Voor de kunstenaar werd het daardoor namelijk vanzelfsprekend om nog eens te versluieren wat al schimmig was. Dit moeten we in het achterhoofd houden omdat dit het morele dilemma blijkt te zijn geworden als we het gaan hebben over lezen in publieke ruimten. Lezen maakt immers deel uit van onze fascinatie voor de belofte van de kunstenaar om de verbindingslijnen tussen hedendaagse filosofie en christelijke theologie onzichtbaar te maken. Hoewel deze belofte van de kunstenaar ons dichtbij de ontchristelijking van het westers paradigma brengt, is echter het rug aan rug, resulterend in een eindeloze onduidelijkheid over hoe we moeten beginnen, bij christelijke theologie dan wel hedendaagse filosofie.

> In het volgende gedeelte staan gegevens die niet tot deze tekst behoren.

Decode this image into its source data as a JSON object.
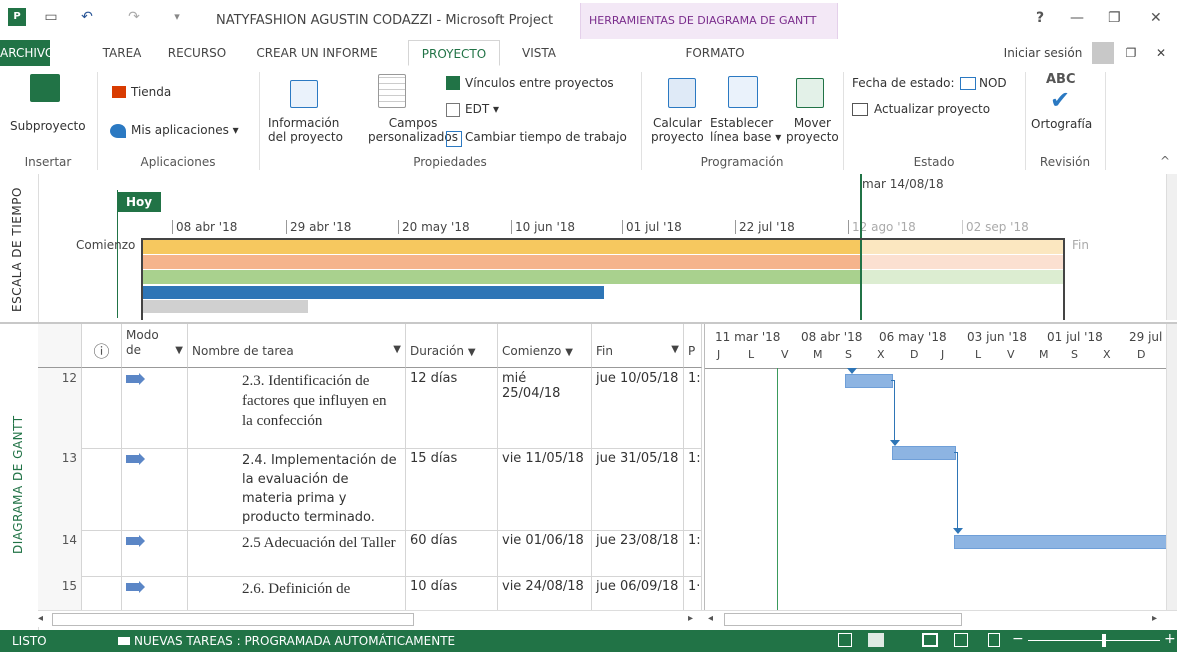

(En op de achtergrond zien we nog steeds het onoplosbare dilemma van de gast. Enerzijds wordt hij gedwongen om te zwijgen over zijn hoogstpersoonlijke wijze van lezen, terwijl hij aan de andere kant gebruik maakt van christelijke tactiek om opgemerkt te worden zonder te worden ontdekt.)
Het antwoord is dit
De gast in onszelf is vóór alles een kunstenaar met woorden, omdat woorden het medium vormen waarmee hij zijn naam heeft leren verheimelijken, zijn twijfel verbergen en zijn gehalte aan angst benaderen door publiekelijk zijn eigen wens om mee te mogen doen binnen het westers paradigma te bekritiseren. Nostalgie naar een verloren paradijs belaagt de gast van meet af aan en gedurende zijn hele actieve leven in ballingschap.